Kriegstraumata begleiten

In der Weltgeschichte gab es kaum aufeinanderfolgende Jahre, in denen es nicht irgendeinen Krieg auf einem Flecken der Erde gab. Seit 1945 war die Erde beispielsweise nur 26 Tage ohne Krieg. Gerade die Generation, die mit oder nach dem zweiten Weltkrieg leben musste und heute teilweise noch lebt, versteht die momentane Angst vor einem dritten Weltkrieg.
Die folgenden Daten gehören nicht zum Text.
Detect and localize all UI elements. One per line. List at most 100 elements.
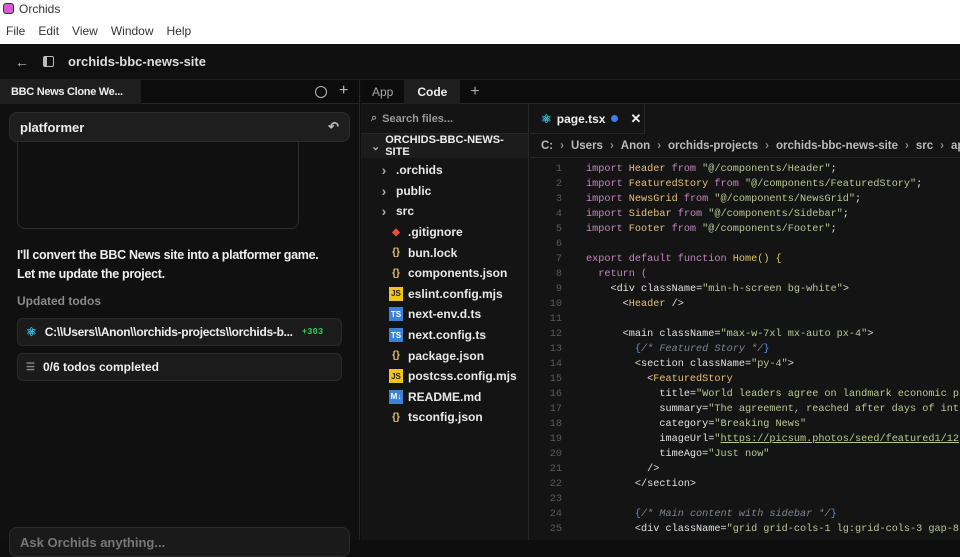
code-line: 23	[530, 492, 960, 507]
breadcrumb-item[interactable]: Users	[571, 140, 603, 152]
menu-file[interactable]: File	[6, 24, 25, 38]
prompt-box[interactable]: platformer ↶	[9, 112, 350, 142]
file-name: next-env.d.ts	[408, 307, 481, 321]
file-tree-item[interactable]: {}components.json	[361, 263, 528, 284]
menu-view[interactable]: View	[72, 24, 98, 38]
unsaved-dot-icon	[611, 115, 618, 122]
line-number: 14	[530, 357, 562, 372]
file-tree-item[interactable]: {}tsconfig.json	[361, 407, 528, 428]
code-token: /* Featured Story */	[641, 344, 763, 355]
chevron-down-icon: ⌄	[371, 140, 380, 153]
code-line: 7export default function Home() {	[530, 252, 960, 267]
line-number: 19	[530, 432, 562, 447]
code-token: {	[586, 344, 641, 355]
code-line: 19 imageUrl="https://picsum.photos/seed/…	[530, 432, 960, 447]
code-token: title=	[586, 389, 696, 400]
line-number: 3	[530, 192, 562, 207]
code-area[interactable]: 1import Header from "@/components/Header…	[530, 158, 960, 537]
todos-card[interactable]: ☰ 0/6 todos completed	[17, 353, 342, 381]
chat-tab[interactable]: BBC News Clone We...	[0, 80, 141, 104]
file-search[interactable]: ⌕ Search files...	[361, 104, 528, 134]
back-arrow-icon[interactable]: ←	[15, 54, 29, 70]
code-token: "@/components/Header"	[702, 164, 830, 175]
checklist-icon: ☰	[26, 362, 35, 373]
file-name: next.config.ts	[408, 328, 486, 342]
code-line: 17 summary="The agreement, reached after…	[530, 402, 960, 417]
line-number: 24	[530, 507, 562, 522]
code-token: /* Main content with sidebar */	[641, 509, 831, 520]
history-icon[interactable]	[315, 86, 327, 98]
editor-tab[interactable]: ⚛ page.tsx ✕	[530, 104, 645, 134]
code-token: ;	[831, 224, 837, 235]
file-card[interactable]: ⚛ C:\\Users\\Anon\\orchids-projects\\orc…	[17, 318, 342, 346]
breadcrumb-item[interactable]: orchids-bbc-news-site	[776, 140, 898, 152]
line-number: 6	[530, 237, 562, 252]
menu-help[interactable]: Help	[167, 24, 192, 38]
code-line: 18 category="Breaking News"	[530, 417, 960, 432]
chat-input-placeholder: Ask Orchids anything...	[20, 535, 165, 550]
line-number: 15	[530, 372, 562, 387]
file-tree-item[interactable]: ◆.gitignore	[361, 222, 528, 243]
code-line: 10 <Header />	[530, 297, 960, 312]
code-token: Sidebar	[629, 209, 678, 220]
search-icon: ⌕	[371, 112, 377, 125]
line-number: 18	[530, 417, 562, 432]
file-tree-item[interactable]: {}bun.lock	[361, 242, 528, 263]
chat-input[interactable]: Ask Orchids anything...	[9, 527, 350, 557]
add-tab-icon[interactable]: +	[460, 83, 489, 101]
code-line: 1import Header from "@/components/Header…	[530, 162, 960, 177]
json-icon: {}	[389, 246, 403, 260]
line-number: 16	[530, 387, 562, 402]
react-icon: ⚛	[26, 325, 37, 339]
breadcrumb-item[interactable]: C:	[541, 140, 553, 152]
code-token: return (	[586, 269, 647, 280]
code-token: import	[586, 164, 629, 175]
menu-window[interactable]: Window	[111, 24, 154, 38]
code-token: Header	[629, 299, 666, 310]
file-tree-item[interactable]: ›public	[361, 181, 528, 202]
code-line: 2import FeaturedStory from "@/components…	[530, 177, 960, 192]
line-number: 7	[530, 252, 562, 267]
explorer-root[interactable]: ⌄ ORCHIDS-BBC-NEWS-SITE	[361, 134, 528, 158]
file-tree-item[interactable]: TSnext.config.ts	[361, 325, 528, 346]
file-tree-item[interactable]: ›.orchids	[361, 160, 528, 181]
code-token: "@/components/NewsGrid"	[714, 194, 855, 205]
breadcrumb-item[interactable]: app	[951, 140, 960, 152]
breadcrumb-item[interactable]: Anon	[621, 140, 650, 152]
code-token: ;	[916, 179, 922, 190]
code-token: from	[714, 179, 745, 190]
app-header: ← orchids-bbc-news-site	[0, 44, 960, 80]
tab-code[interactable]: Code	[404, 80, 460, 104]
code-token: export default function	[586, 254, 733, 265]
code-token: from	[684, 194, 715, 205]
undo-icon[interactable]: ↶	[328, 119, 339, 135]
code-line: 15 <FeaturedStory	[530, 372, 960, 387]
prompt-text: platformer	[20, 120, 84, 135]
file-tree-item[interactable]: M↓README.md	[361, 387, 528, 408]
code-token: summary=	[586, 404, 708, 415]
code-token: className=	[665, 524, 726, 535]
code-line: 4import Sidebar from "@/components/Sideb…	[530, 207, 960, 222]
menu-edit[interactable]: Edit	[38, 24, 59, 38]
close-tab-icon[interactable]: ✕	[630, 111, 641, 127]
file-tree-item[interactable]: TSnext-env.d.ts	[361, 304, 528, 325]
code-line: 6	[530, 237, 960, 252]
sidebar-toggle-icon[interactable]	[43, 56, 54, 67]
file-tree-item[interactable]: {}package.json	[361, 345, 528, 366]
json-icon: {}	[389, 266, 403, 280]
file-tree-item[interactable]: JSpostcss.config.mjs	[361, 366, 528, 387]
chevron-right-icon: ›	[940, 140, 944, 152]
code-token: category=	[586, 419, 714, 430]
code-token: Header	[629, 164, 672, 175]
new-chat-icon[interactable]: +	[339, 82, 348, 100]
breadcrumb-item[interactable]: orchids-projects	[668, 140, 758, 152]
code-token: from	[672, 224, 703, 235]
code-token: >	[843, 284, 849, 295]
code-line: 14 <section className="py-4">	[530, 357, 960, 372]
git-icon: ◆	[389, 225, 403, 239]
file-tree-item[interactable]: ›src	[361, 201, 528, 222]
breadcrumb-item[interactable]: src	[916, 140, 933, 152]
tab-app[interactable]: App	[361, 85, 404, 99]
line-number: 2	[530, 177, 562, 192]
file-tree-item[interactable]: JSeslint.config.mjs	[361, 284, 528, 305]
Aufgrund der vorangegangen jahrelangen Ukraine-Krise und des darauffolgenden Angriffskrieges auf die Ukraine steigt diese Angst und gerade der Hauptteil der Pflegebedürftigen hat eine solche Situation schon einmal miterlebt, nicht zuletzt der Kalte Krieg, der Gott sei Dank nicht in einem Angriff endete. Diese schrecklichen Ereignisse wurden meist nie emotional aufgearbeitet und ihr Leben wurde immer von Kriegsangst begleitet, die oft generationsübergreifend weiteregegeben wird. Gerade jetzt ist es wichtig, diese oft mit einem Trauma belasteten Menschen aufzufangen und ihnen das Gefühl von Sicherheit zu geben.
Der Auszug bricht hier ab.